Nice to hear from you - after quite a hiatus! I hope all is well. I'm enjoying this site - so heartening to see so many others passionate about this grand sport.

I have often wondered (these many years) - Did you ever carve those Whistler heads I sawed out (in the early '90s)?

All the best,

SJS
 
About 13 - 14 years ago, I purchased one of your pond boxes from a builder at the Tuckerton show. When I lived in eastern PA, I hunted out of that box A LOT and took many black ducks out of it in the meadow. When I moved to KY, I brought it with me and it was deadly on mallards along the farm ponds around Lexington. Several years ago, we had a dove shoot in September and one of the hurricanes came up from the Gulf and blew down an entire field of sunflowers. No cover anywhere!! I took that box and layed it out in the middle of that field and shot a limit of doves from my back in less than an hour. To this day, people still crack up about "layout hunting" for doves!!

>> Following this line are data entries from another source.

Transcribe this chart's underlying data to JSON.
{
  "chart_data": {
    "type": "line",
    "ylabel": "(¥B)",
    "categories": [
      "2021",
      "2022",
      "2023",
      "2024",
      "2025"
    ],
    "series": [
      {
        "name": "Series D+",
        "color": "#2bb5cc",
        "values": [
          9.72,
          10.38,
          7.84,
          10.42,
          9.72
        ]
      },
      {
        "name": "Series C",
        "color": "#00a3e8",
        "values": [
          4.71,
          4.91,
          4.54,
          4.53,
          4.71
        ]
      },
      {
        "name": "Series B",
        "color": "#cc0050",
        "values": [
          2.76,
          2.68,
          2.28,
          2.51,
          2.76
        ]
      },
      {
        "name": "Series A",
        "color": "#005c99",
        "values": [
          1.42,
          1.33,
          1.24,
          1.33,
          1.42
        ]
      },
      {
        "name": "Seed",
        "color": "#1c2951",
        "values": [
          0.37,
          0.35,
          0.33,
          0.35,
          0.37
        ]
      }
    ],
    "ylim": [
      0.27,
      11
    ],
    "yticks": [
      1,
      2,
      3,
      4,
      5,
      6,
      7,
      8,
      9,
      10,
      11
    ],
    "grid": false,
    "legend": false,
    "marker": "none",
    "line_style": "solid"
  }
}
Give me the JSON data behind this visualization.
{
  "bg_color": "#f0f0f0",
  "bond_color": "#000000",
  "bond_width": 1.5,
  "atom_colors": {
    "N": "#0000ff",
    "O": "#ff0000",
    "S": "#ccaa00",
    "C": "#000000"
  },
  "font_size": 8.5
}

Thank you for joining. I loved the video! Your decoys are amazing!!

Best,
Steve
 
Steve, its funny you mentioned those whistler heads. I had those decoys put together and almost done for years when I got them out of Al McCormicks basement when he got sick. I had put them on simple block tail gunning bodies. Funny thing is I never saw many Goldeneyes when hunting Long Island. Moving up to Sullivan County they sat like that for years. Last year I finished up the drakes and this year I was layed up with a broken ankle and finished up the 3 hens. I didn't get almost any late season hunting in because of my situation but got out with a guy on the last day of the L.I. zone. I had 1 drake goldeneye buzz the decoys at 30 yards but I was too slow to spot him and I didn't get off a shot so my quest for a Goldeneye continues. We went out of Westchester in Long island sound and stayed the whole day to get some Widgeon, Gadwall and Mallard. Nice guy but he had some of the ugliest decoys ever with 2 long lines of broadbills that were scratched, cracked and half sunk. I remember you saying that because you spend so many hours duck hunting looking at your decoys they might as well be good looking decoys. I used to spend some time back in the day in Washington County. My friends dad bought a house on Cossayuna Lake and I remember Carters Pond close by. never hunted it but I did some fishing at cossayuna and deer hunted with some locals and remembered flushing a ton of grouse while doing it.